The latest report was focused on comparing statements made by top
administration officials, particularly Bush and Cheney, between August 2002 and the actual invasion in March 2003 with intelligence reports that were available to them at the time.
It found that the White House consistently exaggerated ties between al Qaeda and Iraq by repeatedly suggesting or outright asserting that the two forged an operational relationship that included the provision of weapons training and possibly WMD expertise. The report found that these allegations “were not substantiated by the intelligence” at the time they were made. The report also found that the intelligence also contradicted the White House’s assertions that Saddam Hussein “was prepared to give weapons of mass destruction to terrorist groups for attack against the United States.”

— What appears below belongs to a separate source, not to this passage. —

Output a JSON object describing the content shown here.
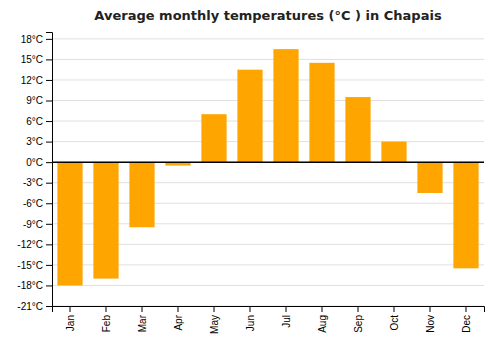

And it said that the intelligence community never confirmed the allegation, made repeatedly by Cheney in particular, that one of the 9/11 organisers, Mohammed Atta, met with a senior Iraqi intelligence official in Prague several months before the attack.
“The president and his advisors undertook a relentless public campaign in the aftermath of the (9/11) attacks to use the war against al Qaeda as a justification for overthrowing Saddam Hussein,” Rockefeller said. “Representing to the American people that the two had an operational partnership and posed a single, indistinguishable threat was fundamentally misleading and led the nation to war on false premises.”
The intelligence community, according to the report, was also considerably more sceptical about the state of Iraq’s chemical weapons programme and especially its alleged nuclear weapons programme than was indicated by top administration officials at the time. Testimony by then-Defence Secretary Donald Rumsfeld that the Iraqi government hid WMD in facilities buried deep underground did not reflect any of the intelligence held by the intelligence community at the time.